Comme Naveen Rao, CEO d’Unconventional AI et ancien directeur de l’IA chez Databricks-pilotes de course à ses heures perdues –, Genesys compare l’état de l’art de l’IA agentique au niveau d’autonomie des voitures.

« Les premiers copilotes représentaient le niveau 3 d’autonomie. Le niveau 4 c’est le passage à l’ère agentique avec l’abandon progressif des scripts au profit de système conversationnel dynamique », décrit le directeur de la transformation. « Nous nous dirigeons vers le niveau 5, qui est l’orchestration complètement autonome d’agents IA capables d’agir sans la validation d’un humain ».

Les protocoles comme MCP et A2A en seraient les premières briques.

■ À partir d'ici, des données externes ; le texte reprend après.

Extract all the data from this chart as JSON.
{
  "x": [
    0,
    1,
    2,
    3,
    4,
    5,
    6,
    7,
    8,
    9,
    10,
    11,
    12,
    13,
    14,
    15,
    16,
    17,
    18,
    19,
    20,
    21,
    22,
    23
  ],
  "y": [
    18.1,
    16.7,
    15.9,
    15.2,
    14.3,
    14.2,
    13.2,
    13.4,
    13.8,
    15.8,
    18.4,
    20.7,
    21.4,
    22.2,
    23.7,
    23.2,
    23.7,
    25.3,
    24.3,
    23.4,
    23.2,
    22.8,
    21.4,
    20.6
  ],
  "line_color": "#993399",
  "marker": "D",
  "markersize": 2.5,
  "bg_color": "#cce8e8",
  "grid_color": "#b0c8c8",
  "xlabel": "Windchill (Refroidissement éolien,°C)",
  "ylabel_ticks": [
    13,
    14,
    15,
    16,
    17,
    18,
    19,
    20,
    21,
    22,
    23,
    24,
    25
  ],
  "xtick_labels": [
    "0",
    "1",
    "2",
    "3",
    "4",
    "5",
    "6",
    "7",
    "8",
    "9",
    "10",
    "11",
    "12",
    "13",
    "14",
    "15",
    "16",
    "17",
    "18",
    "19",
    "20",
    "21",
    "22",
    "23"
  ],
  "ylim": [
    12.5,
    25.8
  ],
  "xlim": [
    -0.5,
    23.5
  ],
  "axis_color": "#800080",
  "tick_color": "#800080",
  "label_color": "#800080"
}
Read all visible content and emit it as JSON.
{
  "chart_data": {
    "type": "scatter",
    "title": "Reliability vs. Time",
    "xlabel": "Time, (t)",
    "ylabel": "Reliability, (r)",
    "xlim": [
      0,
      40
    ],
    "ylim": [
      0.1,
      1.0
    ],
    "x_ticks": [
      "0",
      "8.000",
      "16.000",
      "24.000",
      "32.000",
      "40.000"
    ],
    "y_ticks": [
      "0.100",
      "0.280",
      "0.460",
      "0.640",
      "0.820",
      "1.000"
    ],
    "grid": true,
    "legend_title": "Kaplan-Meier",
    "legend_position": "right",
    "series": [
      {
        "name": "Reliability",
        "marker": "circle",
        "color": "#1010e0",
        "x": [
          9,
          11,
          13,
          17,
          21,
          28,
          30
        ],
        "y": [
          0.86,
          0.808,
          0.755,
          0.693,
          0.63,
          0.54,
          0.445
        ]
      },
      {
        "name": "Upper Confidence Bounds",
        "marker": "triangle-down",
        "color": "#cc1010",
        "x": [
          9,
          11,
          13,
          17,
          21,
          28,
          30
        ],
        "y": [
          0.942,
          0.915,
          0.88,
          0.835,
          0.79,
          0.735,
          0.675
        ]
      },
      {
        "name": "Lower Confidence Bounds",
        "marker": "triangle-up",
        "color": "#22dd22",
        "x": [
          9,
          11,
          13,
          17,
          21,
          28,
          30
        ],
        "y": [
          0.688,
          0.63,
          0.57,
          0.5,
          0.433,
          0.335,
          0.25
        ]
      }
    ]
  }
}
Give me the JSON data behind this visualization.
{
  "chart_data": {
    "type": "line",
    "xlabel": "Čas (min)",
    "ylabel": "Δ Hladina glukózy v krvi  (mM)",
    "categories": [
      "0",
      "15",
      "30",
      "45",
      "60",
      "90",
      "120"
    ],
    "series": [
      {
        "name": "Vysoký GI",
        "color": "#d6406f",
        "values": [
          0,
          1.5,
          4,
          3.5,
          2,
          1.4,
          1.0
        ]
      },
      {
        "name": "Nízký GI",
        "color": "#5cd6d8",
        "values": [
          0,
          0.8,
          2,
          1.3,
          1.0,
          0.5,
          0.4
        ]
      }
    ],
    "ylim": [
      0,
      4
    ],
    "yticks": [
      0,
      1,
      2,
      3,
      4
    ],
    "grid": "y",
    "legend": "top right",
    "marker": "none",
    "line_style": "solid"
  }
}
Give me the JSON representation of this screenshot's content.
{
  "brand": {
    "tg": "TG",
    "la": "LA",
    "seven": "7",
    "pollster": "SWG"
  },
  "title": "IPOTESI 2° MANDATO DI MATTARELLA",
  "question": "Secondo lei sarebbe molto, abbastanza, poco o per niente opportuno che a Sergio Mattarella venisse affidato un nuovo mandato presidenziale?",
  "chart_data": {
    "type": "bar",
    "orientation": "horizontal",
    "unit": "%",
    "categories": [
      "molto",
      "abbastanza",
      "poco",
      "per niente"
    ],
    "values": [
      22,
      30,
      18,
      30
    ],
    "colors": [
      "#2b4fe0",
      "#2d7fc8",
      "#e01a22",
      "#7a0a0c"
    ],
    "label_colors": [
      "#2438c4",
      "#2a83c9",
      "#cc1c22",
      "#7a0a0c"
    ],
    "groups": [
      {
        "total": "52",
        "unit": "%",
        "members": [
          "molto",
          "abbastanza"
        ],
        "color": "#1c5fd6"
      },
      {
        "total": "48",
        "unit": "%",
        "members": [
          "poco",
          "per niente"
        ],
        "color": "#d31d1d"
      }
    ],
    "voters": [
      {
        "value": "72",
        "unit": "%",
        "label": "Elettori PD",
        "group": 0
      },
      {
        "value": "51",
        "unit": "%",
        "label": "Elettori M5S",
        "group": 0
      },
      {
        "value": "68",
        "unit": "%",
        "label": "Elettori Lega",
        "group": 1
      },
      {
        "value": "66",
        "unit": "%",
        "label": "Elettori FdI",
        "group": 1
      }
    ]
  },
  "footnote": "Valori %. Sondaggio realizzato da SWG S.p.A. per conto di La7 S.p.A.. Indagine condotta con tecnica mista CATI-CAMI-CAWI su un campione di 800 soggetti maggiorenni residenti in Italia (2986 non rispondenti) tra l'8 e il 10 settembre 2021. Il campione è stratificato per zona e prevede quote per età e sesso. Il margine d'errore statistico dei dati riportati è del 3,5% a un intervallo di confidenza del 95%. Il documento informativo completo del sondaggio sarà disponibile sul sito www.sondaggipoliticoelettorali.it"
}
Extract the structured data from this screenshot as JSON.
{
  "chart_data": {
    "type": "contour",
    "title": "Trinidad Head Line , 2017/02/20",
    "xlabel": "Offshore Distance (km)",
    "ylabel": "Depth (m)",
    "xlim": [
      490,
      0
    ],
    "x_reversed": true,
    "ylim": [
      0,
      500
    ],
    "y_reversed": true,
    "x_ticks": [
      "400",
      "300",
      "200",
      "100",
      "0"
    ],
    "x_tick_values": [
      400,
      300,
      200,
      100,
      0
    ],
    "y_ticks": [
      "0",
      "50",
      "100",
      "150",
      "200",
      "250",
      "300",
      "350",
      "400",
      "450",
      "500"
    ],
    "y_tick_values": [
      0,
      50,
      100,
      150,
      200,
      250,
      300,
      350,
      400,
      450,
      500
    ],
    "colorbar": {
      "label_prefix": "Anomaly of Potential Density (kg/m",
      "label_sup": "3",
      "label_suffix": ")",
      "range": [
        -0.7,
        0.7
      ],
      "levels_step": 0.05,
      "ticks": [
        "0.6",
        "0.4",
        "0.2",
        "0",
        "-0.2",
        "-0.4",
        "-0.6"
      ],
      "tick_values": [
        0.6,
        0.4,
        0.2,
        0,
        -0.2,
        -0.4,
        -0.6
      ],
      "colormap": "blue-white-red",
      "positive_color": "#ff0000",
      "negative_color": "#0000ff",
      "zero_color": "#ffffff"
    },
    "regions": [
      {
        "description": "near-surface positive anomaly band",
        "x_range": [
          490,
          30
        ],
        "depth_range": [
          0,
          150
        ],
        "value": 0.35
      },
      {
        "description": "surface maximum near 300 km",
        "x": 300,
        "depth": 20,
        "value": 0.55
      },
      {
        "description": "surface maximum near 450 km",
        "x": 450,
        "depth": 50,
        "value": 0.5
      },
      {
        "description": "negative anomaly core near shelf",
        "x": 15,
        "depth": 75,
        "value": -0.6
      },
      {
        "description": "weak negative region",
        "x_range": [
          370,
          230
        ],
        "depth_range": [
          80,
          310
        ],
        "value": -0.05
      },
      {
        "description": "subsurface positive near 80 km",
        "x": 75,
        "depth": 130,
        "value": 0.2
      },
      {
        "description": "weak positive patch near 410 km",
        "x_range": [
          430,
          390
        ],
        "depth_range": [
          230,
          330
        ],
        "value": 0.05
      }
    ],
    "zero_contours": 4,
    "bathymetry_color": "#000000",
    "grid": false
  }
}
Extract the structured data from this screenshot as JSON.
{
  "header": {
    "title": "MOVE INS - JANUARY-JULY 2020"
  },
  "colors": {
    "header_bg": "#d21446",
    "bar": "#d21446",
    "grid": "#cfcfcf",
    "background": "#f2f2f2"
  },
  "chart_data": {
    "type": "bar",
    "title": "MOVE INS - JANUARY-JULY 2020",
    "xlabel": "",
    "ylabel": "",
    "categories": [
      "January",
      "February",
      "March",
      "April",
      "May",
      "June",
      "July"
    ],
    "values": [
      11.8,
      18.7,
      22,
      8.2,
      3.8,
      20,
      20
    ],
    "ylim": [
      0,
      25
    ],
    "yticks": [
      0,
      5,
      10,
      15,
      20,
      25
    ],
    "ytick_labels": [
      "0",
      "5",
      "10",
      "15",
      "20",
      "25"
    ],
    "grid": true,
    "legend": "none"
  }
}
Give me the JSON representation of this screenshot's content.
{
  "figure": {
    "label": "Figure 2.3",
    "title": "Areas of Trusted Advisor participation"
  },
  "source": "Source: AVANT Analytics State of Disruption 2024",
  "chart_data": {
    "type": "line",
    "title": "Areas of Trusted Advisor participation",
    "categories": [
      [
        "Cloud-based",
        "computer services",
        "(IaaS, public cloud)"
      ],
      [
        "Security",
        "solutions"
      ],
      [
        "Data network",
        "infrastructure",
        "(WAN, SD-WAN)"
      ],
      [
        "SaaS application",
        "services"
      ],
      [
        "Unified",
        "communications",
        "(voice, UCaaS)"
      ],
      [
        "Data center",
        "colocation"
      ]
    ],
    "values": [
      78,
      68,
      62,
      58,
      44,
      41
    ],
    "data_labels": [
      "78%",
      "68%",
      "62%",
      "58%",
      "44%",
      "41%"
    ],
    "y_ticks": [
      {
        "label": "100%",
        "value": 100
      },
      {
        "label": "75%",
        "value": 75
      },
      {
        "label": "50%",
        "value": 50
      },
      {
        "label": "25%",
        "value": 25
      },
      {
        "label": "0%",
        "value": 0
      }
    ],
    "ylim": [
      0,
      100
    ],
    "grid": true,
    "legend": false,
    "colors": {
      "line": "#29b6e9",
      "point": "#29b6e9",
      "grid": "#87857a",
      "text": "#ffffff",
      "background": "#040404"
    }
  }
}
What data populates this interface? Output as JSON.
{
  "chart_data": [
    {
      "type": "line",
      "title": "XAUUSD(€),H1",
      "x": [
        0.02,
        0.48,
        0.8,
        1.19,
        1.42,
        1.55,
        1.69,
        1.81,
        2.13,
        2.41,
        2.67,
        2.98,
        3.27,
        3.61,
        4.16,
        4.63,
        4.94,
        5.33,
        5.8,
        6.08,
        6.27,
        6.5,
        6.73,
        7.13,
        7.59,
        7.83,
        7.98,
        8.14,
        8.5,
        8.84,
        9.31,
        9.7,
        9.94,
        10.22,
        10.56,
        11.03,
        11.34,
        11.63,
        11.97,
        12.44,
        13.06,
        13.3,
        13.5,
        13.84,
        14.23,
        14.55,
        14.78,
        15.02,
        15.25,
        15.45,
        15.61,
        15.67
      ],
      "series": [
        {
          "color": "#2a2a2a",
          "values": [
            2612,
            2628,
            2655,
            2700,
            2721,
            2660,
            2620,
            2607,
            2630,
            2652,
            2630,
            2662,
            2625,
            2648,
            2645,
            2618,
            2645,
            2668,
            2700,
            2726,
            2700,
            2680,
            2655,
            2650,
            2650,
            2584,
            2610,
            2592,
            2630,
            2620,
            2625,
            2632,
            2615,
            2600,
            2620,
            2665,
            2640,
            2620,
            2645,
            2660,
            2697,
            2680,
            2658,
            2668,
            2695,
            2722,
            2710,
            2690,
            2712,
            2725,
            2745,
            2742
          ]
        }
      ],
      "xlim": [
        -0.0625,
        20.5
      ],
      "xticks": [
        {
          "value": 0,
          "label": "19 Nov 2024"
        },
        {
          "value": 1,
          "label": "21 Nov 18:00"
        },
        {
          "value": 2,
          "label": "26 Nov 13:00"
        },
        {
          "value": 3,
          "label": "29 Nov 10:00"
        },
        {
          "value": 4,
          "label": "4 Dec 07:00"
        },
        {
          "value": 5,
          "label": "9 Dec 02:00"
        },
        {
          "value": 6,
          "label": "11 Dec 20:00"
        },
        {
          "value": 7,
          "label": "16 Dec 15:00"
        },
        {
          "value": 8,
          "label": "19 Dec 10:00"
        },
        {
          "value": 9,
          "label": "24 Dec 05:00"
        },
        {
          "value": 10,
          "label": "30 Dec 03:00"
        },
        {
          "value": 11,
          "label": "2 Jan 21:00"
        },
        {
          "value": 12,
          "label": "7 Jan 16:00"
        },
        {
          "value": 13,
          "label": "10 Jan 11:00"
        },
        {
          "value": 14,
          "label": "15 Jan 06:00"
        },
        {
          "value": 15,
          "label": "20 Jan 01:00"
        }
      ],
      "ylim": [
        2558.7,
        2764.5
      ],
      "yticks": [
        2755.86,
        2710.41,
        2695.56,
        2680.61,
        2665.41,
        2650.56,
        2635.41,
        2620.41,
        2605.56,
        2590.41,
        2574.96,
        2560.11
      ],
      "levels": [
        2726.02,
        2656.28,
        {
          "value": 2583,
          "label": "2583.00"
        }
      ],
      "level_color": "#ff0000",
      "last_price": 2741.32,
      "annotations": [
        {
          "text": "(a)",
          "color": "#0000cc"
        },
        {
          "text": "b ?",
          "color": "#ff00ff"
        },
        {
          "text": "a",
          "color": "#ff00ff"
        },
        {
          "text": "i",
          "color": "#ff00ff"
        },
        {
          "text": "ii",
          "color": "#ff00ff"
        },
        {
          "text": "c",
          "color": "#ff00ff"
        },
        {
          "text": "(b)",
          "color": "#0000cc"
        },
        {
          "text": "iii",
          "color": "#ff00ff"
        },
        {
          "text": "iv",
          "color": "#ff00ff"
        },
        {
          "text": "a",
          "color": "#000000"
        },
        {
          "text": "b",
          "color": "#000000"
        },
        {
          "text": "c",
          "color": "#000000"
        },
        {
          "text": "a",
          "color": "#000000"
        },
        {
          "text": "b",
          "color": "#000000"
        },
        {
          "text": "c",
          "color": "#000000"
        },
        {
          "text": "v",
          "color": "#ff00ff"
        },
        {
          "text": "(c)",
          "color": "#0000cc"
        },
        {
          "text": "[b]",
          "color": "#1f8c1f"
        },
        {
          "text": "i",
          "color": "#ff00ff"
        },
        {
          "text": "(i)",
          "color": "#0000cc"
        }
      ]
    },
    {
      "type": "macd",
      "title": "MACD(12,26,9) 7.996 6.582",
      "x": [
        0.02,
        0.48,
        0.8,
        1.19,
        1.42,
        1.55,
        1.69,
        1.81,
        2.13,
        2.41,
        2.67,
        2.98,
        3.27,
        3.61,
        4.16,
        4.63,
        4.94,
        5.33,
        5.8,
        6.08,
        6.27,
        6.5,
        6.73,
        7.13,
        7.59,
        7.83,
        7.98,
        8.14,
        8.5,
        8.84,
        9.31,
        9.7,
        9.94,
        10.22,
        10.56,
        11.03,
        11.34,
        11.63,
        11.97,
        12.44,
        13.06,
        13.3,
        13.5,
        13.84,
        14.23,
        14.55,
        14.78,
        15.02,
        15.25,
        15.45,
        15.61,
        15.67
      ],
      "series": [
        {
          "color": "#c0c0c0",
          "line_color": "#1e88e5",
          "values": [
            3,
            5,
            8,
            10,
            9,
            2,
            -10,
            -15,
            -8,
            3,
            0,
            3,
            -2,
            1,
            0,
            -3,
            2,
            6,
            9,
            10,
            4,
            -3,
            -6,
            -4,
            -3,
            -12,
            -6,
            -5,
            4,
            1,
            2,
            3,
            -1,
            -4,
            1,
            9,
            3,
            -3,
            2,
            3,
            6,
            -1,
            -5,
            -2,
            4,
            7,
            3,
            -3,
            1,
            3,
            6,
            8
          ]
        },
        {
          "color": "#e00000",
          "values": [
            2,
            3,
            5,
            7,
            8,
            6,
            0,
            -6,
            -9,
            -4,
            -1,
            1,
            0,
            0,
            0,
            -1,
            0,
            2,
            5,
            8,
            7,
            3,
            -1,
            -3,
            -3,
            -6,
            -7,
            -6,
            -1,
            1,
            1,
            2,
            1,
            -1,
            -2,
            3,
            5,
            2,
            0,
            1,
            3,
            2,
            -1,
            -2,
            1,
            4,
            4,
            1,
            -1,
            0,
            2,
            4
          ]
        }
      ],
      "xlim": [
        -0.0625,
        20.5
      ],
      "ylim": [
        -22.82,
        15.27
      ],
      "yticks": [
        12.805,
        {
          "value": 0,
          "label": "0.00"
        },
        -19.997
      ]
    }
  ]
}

Plus tard, Genesys imagine que des agents IA permettent d’interconnecter des divisions d’entreprise qui ne se parlaient pas jusqu’à présent. De couvrir l’ensemble du parcours client.

Les défis qui attendent Genesys

Genesys se garde bien de fixer une date pour le lancement de telles capacités. D’autant que, comme le reste du secteur IT, il doit résoudre plusieurs défis pour y arriver.

D’abord, pour que les agents IA performent dans un parcours client, ils doivent déléguer une partie des tâches à des systèmes déterministes.

« La plupart des LLM s’en sortent bien dans les tâches conversationnelles, mais lorsque l’on passe dans le monde déterministe – le transfert d’une somme d’argent, par exemple –, il n’y a pas de place pour les hallucinations », indique Guillaume Lardeux. « Nous commençons à voir l’émergence de “Large Action Models (LAM)” qui permettent de réduire le risque ».  

En ce sens, en octobre, Genesys s’est rapproché de Scaled Cognition, une startup fondée par des anciens de Microsoft qui a entraîné ce qu’elle appelle un « Agentic Pretained Transformer » (APT), un modèle de langage entraîné « pour les systèmes d’expérience client ».

Scaled Cognition s’est servi de données synthétiques pour que son « LAM » puisse répondre aux questions des utilisateurs et accomplir des actions. Elle applique des techniques similaires pour évaluer les agents IA en place. Pour l’instant, APT-1 n’est pas en disponibilité générale.

De même, Genesys recommande ses clients sur la réduction de la latence des modèles text to speech ou speech to speech.

Si Gartner atteste qu’une bonne part de la feuille de route est consacrée à l’IA générative, son évaluation dans le Magic Quadrant publié en septembre 2025 ne prend pas toutes les fonctionnalités en compte. Genesys Cloud AI Studio, AI Guides, les coachs IA, les assistants d’administration, la génération augmentée par la recherche (RAG), certains agents « virtuels » n’étaient pas encore en disponibilité générale.

Aussi, « les clients de Gartner expriment de plus en plus leur frustration face aux délais de déploiement de Genesys pour les projets d’IA, qui dépassent souvent les attentes initiales », écrivent les analystes dans le carré magique publié il y a un mois. « Les clients qui envisagent de déployer les capacités d’IA de Genesys doivent travailler en étroite collaboration avec leur équipe de compte pour valider la fonctionnalité proposée, la disponibilité des ressources de déploiement et l’état de préparation de leur propre environnement de données pour respecter les engagements de déploiement ».

Le revers de la médaille d’une plateforme hautement personnalisable. Justement, les utilisateurs, eux, reprochent à l’éditeur de ne pas pouvoir personnaliser certains flux de travail en glisser-déposer. D’autres préféreraient des fonctions analytiques et de reporting plus simple d’accès, selon les avis récoltés par Gartner et G2.